Inevitably, Sheen is brilliant as Whitly, combining the face of a Blue Peter presenter with the mind of the Yorkshire Ripper – a self-regarding, intelligent, predatory sociopath, that quality of human empathy disturbingly absent. At one point, Whitly’s young son asks Daddy, by then in prison, why he killed “all those people”. A nervous laugh, then a deceptively disarming response: “I’m not sure I know the answer, or even if there is one.” For some reason, I’m reminded that Sheen played Tony Blair a few years ago.

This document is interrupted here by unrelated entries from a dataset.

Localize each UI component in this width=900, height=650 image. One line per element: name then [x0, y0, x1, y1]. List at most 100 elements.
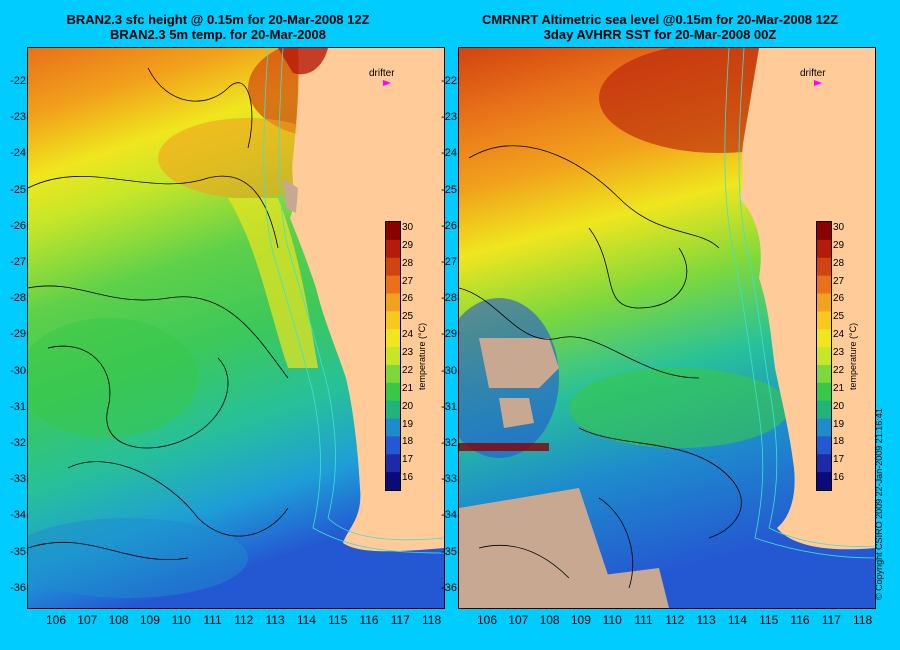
colorbar-swatch	[817, 436, 831, 455]
colorbar-swatch	[386, 293, 400, 312]
right-map-title-line1: CMRNRT Altimetric sea level @0.15m for 2…	[481, 12, 839, 27]
latitude-label: -30	[441, 364, 457, 377]
colorbar-swatch	[386, 222, 400, 241]
latitude-label: -28	[10, 292, 26, 305]
longitude-label: 110	[171, 613, 191, 627]
right-map-panel	[458, 47, 876, 609]
colorbar-tick-label: 17	[402, 454, 414, 466]
colorbar-swatch	[386, 239, 400, 259]
latitude-label: -27	[10, 256, 26, 268]
right-cloud-patch-2	[499, 398, 534, 428]
latitude-label: -29	[10, 328, 26, 341]
right-bathymetry-lines	[724, 48, 875, 559]
colorbar-tick-label: 27	[833, 275, 845, 287]
latitude-label: -23	[441, 111, 457, 124]
latitude-label: -28	[441, 292, 457, 305]
colorbar-swatch	[386, 275, 400, 294]
colorbar-swatch	[817, 472, 831, 491]
left-colorbar	[385, 221, 401, 491]
colorbar-swatch	[386, 436, 400, 455]
colorbar-swatch	[386, 418, 400, 437]
right-colorbar	[816, 221, 832, 491]
colorbar-tick-label: 29	[833, 239, 845, 251]
longitude-label: 106	[45, 613, 67, 627]
latitude-label: -35	[10, 545, 26, 558]
colorbar-swatch	[817, 364, 831, 384]
latitude-label: -34	[441, 509, 457, 522]
latitude-label: -33	[441, 473, 457, 486]
longitude-label: 111	[203, 613, 222, 627]
colorbar-swatch	[386, 400, 400, 420]
longitude-label: 113	[696, 613, 716, 627]
colorbar-tick-label: 24	[833, 329, 845, 341]
right-map-title-line2: 3day AVHRR SST for 20-Mar-2008 00Z	[543, 27, 777, 42]
colorbar-swatch	[817, 400, 831, 420]
colorbar-swatch	[386, 347, 400, 366]
left-map-title: BRAN2.3 sfc height @ 0.15m for 20-Mar-20…	[8, 12, 428, 42]
right-colorbar-title: temperature (°C)	[848, 322, 858, 390]
colorbar-tick-label: 28	[402, 257, 414, 269]
colorbar-tick-label: 30	[402, 222, 414, 233]
left-cool-patch	[28, 518, 248, 598]
latitude-label: -22	[10, 75, 26, 87]
left-hot-north	[278, 48, 328, 75]
latitude-label: -33	[10, 473, 26, 486]
colorbar-swatch	[817, 418, 831, 437]
longitude-label: 117	[821, 613, 841, 627]
colorbar-tick-label: 26	[833, 293, 845, 305]
left-drifter-marker	[383, 80, 391, 86]
colorbar-tick-label: 29	[402, 239, 414, 251]
longitude-label: 116	[790, 613, 810, 627]
longitude-label: 115	[328, 613, 348, 627]
latitude-label: -24	[441, 147, 457, 160]
latitude-label: -30	[10, 364, 26, 377]
latitude-label: -24	[10, 147, 26, 160]
colorbar-tick-label: 22	[402, 364, 414, 376]
longitude-label: 108	[108, 613, 129, 627]
longitude-label: 114	[727, 613, 747, 627]
colorbar-swatch	[817, 275, 831, 294]
longitude-label: 118	[422, 613, 442, 627]
colorbar-tick-label: 17	[833, 454, 845, 466]
colorbar-swatch	[817, 293, 831, 312]
latitude-label: -25	[10, 183, 26, 196]
latitude-label: -32	[441, 437, 457, 449]
longitude-label: 112	[234, 613, 254, 627]
colorbar-tick-label: 23	[833, 347, 845, 359]
colorbar-swatch	[386, 311, 400, 330]
colorbar-tick-label: 21	[833, 382, 845, 394]
colorbar-swatch	[386, 257, 400, 277]
colorbar-swatch	[817, 329, 831, 348]
longitude-label: 109	[139, 613, 160, 627]
colorbar-swatch	[386, 454, 400, 473]
longitude-label: 113	[265, 613, 285, 627]
latitude-label: -31	[10, 400, 26, 413]
colorbar-swatch	[817, 382, 831, 402]
right-stripe-artifact	[459, 443, 549, 451]
colorbar-tick-label: 18	[833, 436, 845, 448]
longitude-label: 110	[602, 613, 622, 627]
colorbar-tick-label: 25	[402, 311, 414, 323]
latitude-label: -25	[441, 183, 457, 196]
latitude-label: -26	[10, 219, 26, 232]
colorbar-tick-label: 16	[833, 472, 845, 484]
colorbar-tick-label: 18	[402, 436, 414, 448]
left-map-panel	[27, 47, 445, 609]
longitude-label: 116	[359, 613, 379, 627]
right-colorbar-svg	[817, 222, 831, 491]
latitude-label: -23	[10, 111, 26, 124]
latitude-label: -27	[441, 256, 457, 268]
right-green-patch	[569, 368, 789, 448]
colorbar-swatch	[386, 382, 400, 402]
latitude-label: -36	[10, 581, 26, 594]
longitude-label: 115	[759, 613, 779, 627]
colorbar-tick-label: 22	[833, 364, 845, 376]
longitude-label: 112	[665, 613, 685, 627]
colorbar-tick-label: 21	[402, 382, 414, 394]
right-land-australia	[739, 48, 875, 550]
colorbar-swatch	[386, 472, 400, 491]
right-cloud-patch-1	[479, 338, 559, 388]
latitude-label: -31	[441, 400, 457, 413]
colorbar-swatch	[386, 329, 400, 348]
colorbar-swatch	[817, 347, 831, 366]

The shock is that the young son turns out to be our floundering ex-FBI agent, Malcolm Bright (Tom Payne). Indeed, Malcolm is the very reason why he got caught. When he was six, little Malcolm accidentally discovered a cadaver trussed up in the pantry, oven-ready you might say. Precociously cool and morally responsible, though improbably so, he called the cops and shopped his old man. Malcom grew up, changed his surname and broke with his father. He is still suffering from PTSD, narcissistic tendencies, night terrors and tremors. Malcolm is also annoyingly, self-consciously clever at a crime scene, in a sort of Benedict-Cumberbatch-as-Sherlock way. Payne is very much at ease in Malcolm’s jittery skin, a more obviously unnerving personality than The Surgeon. I’m ashamed to say I prefer his dad, and Whitly/Sheen does steal the show.

Malcom has to stop a copy-cat serial killer emulating some of The Surgeon’s crimes. Who better for Malcolm to turn to than his dad, who he’s not seen for a decade – hence the return of the “prodigal” son.

It transpires that this new killer was once a patient of The Surgeon, and into BDSM. Could it be, Malcolm asks his father, that he had cunningly set the new killer up, in an elaborate ploy to regain contact with his son? Martin would know that Malcolm would seek his help. Martin denies it, but makes Malcom a flattering offer: “Watching you in action has been exhilarating. There’s so much more I can teach you about murder. Maybe we could solve a few together...”

Psychopath and Son, crime busters, are in business, then. It is ludicrous, but there’s sufficient sadism, psychobabble and Sheen to keep you distracted from the odd confusing plotline. Serial killing is a messy game, after all.